RefFinder (accessible at https://www.ciidirsinaloa.com.mx/RefFinder-master/): It is a robust online tool that combines results from the comparative ∆Ct method, NormFinder, geNorm, and BestKeeper to provide an overall stability ranking39. It computes a geometric mean for each candidate reference gene, where smaller values indicate greater stability. The final selection of reference genes in this study was based on the consensus across all software, improving normalization accuracy across different experimental conditions. Graphical representations of gene stability rankings and pairwise variation analyses were generated using GraphPad Prism 10.0, facilitating clear visualizations of each gene’s stability profile.

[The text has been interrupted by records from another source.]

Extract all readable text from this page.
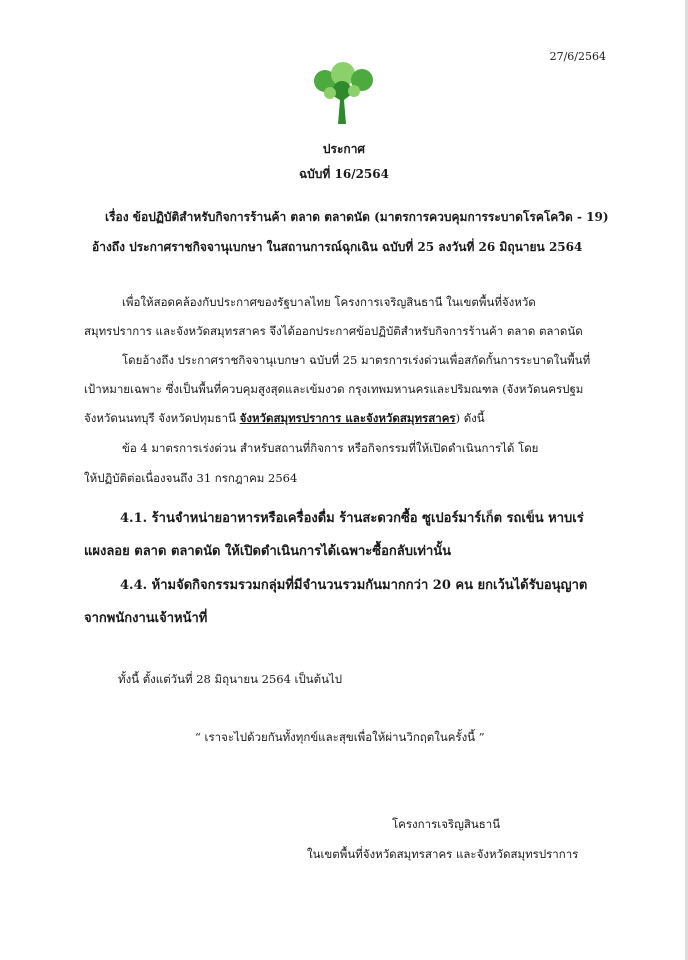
27/6/2564
ประกาศ
ฉบับที่ 16/2564
เรื่อง ข้อปฏิบัติสำหรับกิจการร้านค้า ตลาด ตลาดนัด (มาตรการควบคุมการระบาดโรคโควิด - 19)
อ้างถึง ประกาศราชกิจจานุเบกษา ในสถานการณ์ฉุกเฉิน ฉบับที่ 25 ลงวันที่ 26 มิถุนายน 2564
เพื่อให้สอดคล้องกับประกาศของรัฐบาลไทย โครงการเจริญสินธานี ในเขตพื้นที่จังหวัด
สมุทรปราการ และจังหวัดสมุทรสาคร จึงได้ออกประกาศข้อปฏิบัติสำหรับกิจการร้านค้า ตลาด ตลาดนัด
โดยอ้างถึง ประกาศราชกิจจานุเบกษา ฉบับที่ 25 มาตรการเร่งด่วนเพื่อสกัดกั้นการระบาดในพื้นที่
เป้าหมายเฉพาะ ซึ่งเป็นพื้นที่ควบคุมสูงสุดและเข้มงวด กรุงเทพมหานครและปริมณฑล (จังหวัดนครปฐม
จังหวัดนนทบุรี จังหวัดปทุมธานี จังหวัดสมุทรปราการ และจังหวัดสมุทรสาคร) ดังนี้
ข้อ 4 มาตรการเร่งด่วน สำหรับสถานที่กิจการ หรือกิจกรรมที่ให้เปิดดำเนินการได้ โดย
ให้ปฏิบัติต่อเนื่องจนถึง 31 กรกฎาคม 2564
4.1. ร้านจำหน่ายอาหารหรือเครื่องดื่ม ร้านสะดวกซื้อ ซูเปอร์มาร์เก็ต รถเข็น หาบเร่
แผงลอย ตลาด ตลาดนัด ให้เปิดดำเนินการได้เฉพาะซื้อกลับเท่านั้น
4.4. ห้ามจัดกิจกรรมรวมกลุ่มที่มีจำนวนรวมกันมากกว่า 20 คน ยกเว้นได้รับอนุญาต
จากพนักงานเจ้าหน้าที่
ทั้งนี้ ตั้งแต่วันที่ 28 มิถุนายน 2564 เป็นต้นไป
“ เราจะไปด้วยกันทั้งทุกข์และสุขเพื่อให้ผ่านวิกฤตในครั้งนี้ ”
โครงการเจริญสินธานี
ในเขตพื้นที่จังหวัดสมุทรสาคร และจังหวัดสมุทรปราการ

Quantitative real-time polymerase chain reaction (qRT-PCR) analysis

All qRT-PCR reactions utilized SsoAdvanced Universal Probes Supermix (Bio-Rad) alongside gene-specific Taqman assays. Each sample was conducted in duplicates in a 20 µL reaction volume on the Azure Cielo 3 Real-Time PCR System (Azure Biosystems). The PCR protocol commenced with an initial step of 2 min at 95 °C, followed by 40 cycles of denaturation at 95 °C for 10 s and annealing/extension at 60 °C for 30 s. An automatic threshold was set for each assay, using water as a negative control. The relative expression levels of target genes were calculated through the 2 − ΔΔCt method, utilizing the three most stable reference genes (18S, RER1, and ACTB), where ΔCt indicates the difference between the Cq value of the target gene and that of the reference gene. The quantification cycle (Cq) value for stable reference genes is obtained from the geometric mean of their individual Cq values. For gene expression analysis, we concentrated on the mRNA levels of the ASC and Casp-1 genes, employing TaqMan gene expression assays (ASC: Hs01547324_gH and Caspase1: Hs00354836_m1), as both play a role in inflammasome activation.

Statistical analysis

The Cq values from RT-qPCR were calculated for each sample, which included DED and glaucoma patients using BAK-preserved topical treatments, as well as controls, based on the average of duplicate technical replicates. While we did not conduct a formal power analysis prior to the study, our sample size was determined based on the availability of clinical samples and precedent in similar ocular biomarker studies2,5. Prior to analysis, data normality was verified using the Shapiro‑Wilk test. Ocular surface parameters and target gene expression were then compared among groups using a one‑way ANOVA, followed by Tukey’s multiple‑comparison test. All statistical analyses mentioned were performed using GraphPad Prism 10 software. The results are presented as mean ± standard deviation (SD), with a p value of < 0.05 considered statistically significant.